“There is one thing,” said the Curé, after a pause, “that I have never quite understood, and this is why Monsieur Jean should have been brought up by this English relation?”
The doctor shrugged his shoulders.
“I too have wondered,” he said. “But what will you? The Comte, his guardian, married a rich wife of the bourgeoisie, and they have a large house in Paris and a big income; they have no children of their own. What more likely, it would seem, than that they should adopt Monsieur Jean? In this world, so I take it, what is likely does not happen. Instead, one fine day this English aunt arrives, who knows nothing of our tongue or of our ways, and nothing—it would seem—of children, it is to her, then, that they entrust our little Baron. For myself, I am a philosopher, I have no theories—all I believe is that in the long run nature has her way, and her way is, perhaps, the best; at any rate it is the only one I know.”
“I have always endeavoured to guard him against her errors,” said the Curé; and indeed he had done his best. He had baptized Jean, he had taught him his catechism, and prepared him for confirmation and for his first communion; he had also taught him a little Latin, a great deal of theology, and what he thought was literature. He really believed that Jean thought so too, but then he had watched Jean so carefully and incessantly for twenty years that he knew nothing about him at all. The doctor, who had not seen nearly so much of Jean, understood him a great deal better. He had kept a fresher eye for change.
Both men were silent after this. Little St. Jouin lay in the broiling sun behind them, a small, huddled town in the ancient stubble-fields of the plain. The broad white road, through which life flashed by in swift, infrequent modern traffic, divided it from a fashionable watering-place on the one side and from a commercial seaport on the other. But nobody ever stopped at St. Jouin, there was no reason why they should; it had nothing rare enough about it to ensure its ruin and there was no one to realize that in being so near modernity it had altogether escaped it. Certainly the two figures that plodded along the broad white road had no such fancies; they had no fancies at all. They had lived in St. Jouin nearly all their lives. Monsieur le Curé in particular, with his high, narrow head and irritable, unseeing eyes (the kind of eyes that are always glancing about, driven by a suspicion that there is something wrong to be observed, and overlooking everything else), was not likely to approve of fancies. Why should he? his religion was sufficient for him. He was the most important person in St. Jouin; there was no unbelief there (in spite of the newspapers) and very little faith. Everybody went to church, so that their lives were always under the Curé’s eyes; only their souls escaped him.
The doctor had his ideas, of course, but he was terribly scientific; he had spent a year in Paris thirty years ago, and he took in a Radical newspaper. He thought he was a red-hot Socialist and a cynic, but he was really a very kind-hearted man and treated all his poorest patients free of charge, only he was a little impatient about what he did not understand. He was quite sure that what did not appeal to him personally was either old-fashioned or new-fangled, and when he talked about progress, he meant his own ideas.
The great bell at the Château rang out the hour of noon; it seemed to shake the hot air round them and to keep the silence listening to its deep reverberations. The Curé stopped, crossed himself, and repeated his Ave with bowed head. The doctor, who was a stout man, was glad of the pause, but lest his friend should suppose that he was putting it to a religious purpose, he whistled—at least he tried to; but he was too much out of breath to make a success of it.
Through the opening in the trees beyond them Ucelles itself appeared. It was a long, low house, with a steep, grey roof, in which tiny round windows were thickly set. At a distance it still looked, what it had once been, the chief mansion in the district—the Château of Ucelles. The garden had been allowed to run to seed, but the long avenue of limes approaching the house made stout sentinels for its dignity.

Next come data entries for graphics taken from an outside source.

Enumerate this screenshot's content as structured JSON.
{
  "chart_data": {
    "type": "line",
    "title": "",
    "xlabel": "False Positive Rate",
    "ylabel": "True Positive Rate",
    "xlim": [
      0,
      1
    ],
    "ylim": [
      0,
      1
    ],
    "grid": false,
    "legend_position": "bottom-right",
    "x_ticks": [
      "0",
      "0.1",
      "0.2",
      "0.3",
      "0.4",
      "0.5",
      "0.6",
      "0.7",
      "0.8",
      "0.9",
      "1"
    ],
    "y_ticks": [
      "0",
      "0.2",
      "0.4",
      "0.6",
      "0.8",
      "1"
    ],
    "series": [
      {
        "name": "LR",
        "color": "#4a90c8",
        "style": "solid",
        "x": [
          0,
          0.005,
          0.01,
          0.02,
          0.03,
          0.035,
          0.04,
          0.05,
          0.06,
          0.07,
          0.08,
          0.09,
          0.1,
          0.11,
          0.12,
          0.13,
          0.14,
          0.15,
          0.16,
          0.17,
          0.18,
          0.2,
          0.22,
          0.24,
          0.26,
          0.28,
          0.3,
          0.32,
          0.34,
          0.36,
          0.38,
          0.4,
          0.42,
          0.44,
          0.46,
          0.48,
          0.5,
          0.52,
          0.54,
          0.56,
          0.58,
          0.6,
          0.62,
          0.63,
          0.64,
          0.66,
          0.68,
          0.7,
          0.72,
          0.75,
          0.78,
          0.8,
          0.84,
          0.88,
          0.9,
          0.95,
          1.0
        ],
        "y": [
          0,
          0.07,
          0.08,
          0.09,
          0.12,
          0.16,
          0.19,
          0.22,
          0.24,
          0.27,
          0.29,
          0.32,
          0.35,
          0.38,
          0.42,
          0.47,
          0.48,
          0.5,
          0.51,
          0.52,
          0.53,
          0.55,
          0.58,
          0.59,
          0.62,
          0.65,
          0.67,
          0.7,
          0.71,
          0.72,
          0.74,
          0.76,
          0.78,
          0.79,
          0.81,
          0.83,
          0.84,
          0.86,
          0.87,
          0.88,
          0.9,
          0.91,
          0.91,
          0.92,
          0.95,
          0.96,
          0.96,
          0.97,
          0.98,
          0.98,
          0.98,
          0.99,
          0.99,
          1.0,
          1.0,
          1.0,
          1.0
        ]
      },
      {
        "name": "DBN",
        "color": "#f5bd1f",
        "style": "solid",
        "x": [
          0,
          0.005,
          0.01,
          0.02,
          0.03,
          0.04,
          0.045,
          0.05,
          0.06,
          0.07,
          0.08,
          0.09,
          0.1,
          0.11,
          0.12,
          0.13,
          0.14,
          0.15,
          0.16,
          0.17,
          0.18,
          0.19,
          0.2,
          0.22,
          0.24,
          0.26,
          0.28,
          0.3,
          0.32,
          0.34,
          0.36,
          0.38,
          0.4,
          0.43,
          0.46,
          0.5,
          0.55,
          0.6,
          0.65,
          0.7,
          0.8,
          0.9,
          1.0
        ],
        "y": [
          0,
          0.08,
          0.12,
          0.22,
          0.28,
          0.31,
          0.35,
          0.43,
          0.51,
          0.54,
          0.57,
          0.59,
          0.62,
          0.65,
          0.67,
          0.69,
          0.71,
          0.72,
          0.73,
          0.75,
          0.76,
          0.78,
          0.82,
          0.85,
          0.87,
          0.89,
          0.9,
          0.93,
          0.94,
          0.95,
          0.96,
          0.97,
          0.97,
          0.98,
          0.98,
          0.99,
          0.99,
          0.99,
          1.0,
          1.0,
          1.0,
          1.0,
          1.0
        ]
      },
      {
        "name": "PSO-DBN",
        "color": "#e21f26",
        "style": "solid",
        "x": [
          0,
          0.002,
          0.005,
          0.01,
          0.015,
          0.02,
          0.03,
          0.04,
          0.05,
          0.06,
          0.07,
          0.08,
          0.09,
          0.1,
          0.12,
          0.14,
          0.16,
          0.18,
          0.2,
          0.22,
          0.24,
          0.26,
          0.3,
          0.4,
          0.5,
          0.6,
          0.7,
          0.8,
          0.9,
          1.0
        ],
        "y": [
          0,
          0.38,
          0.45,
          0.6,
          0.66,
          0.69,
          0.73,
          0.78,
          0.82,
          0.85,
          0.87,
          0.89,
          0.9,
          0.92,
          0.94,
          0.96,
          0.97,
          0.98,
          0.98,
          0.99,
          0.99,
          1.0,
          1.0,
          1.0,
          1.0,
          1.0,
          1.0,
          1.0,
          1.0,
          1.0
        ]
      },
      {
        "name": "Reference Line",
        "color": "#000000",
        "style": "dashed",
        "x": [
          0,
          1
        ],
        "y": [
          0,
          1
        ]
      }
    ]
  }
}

In a small wood of fir and plane trees, close to the house, stood the family chapel; the sun shone through the leaves above it, and the priest and the doctor caught a glimpse through the open grille of a tiny altar covered with fresh flowers. In front of the house stretched an uncultivated meadow, but in the centre a square was trimmed with neat little box hedges, and in the middle of the square was a small pond covered deep with water-lilies. Around it late roses and early chrysanthemums mingled their blooms together.
“He has always kept his mother’s garden gay,” said the Curé approvingly; “and the flowers in the chapel there are fresh. I prefer myself the artificial ones, but we must be indulgent to youth; the Church has always recognized that.”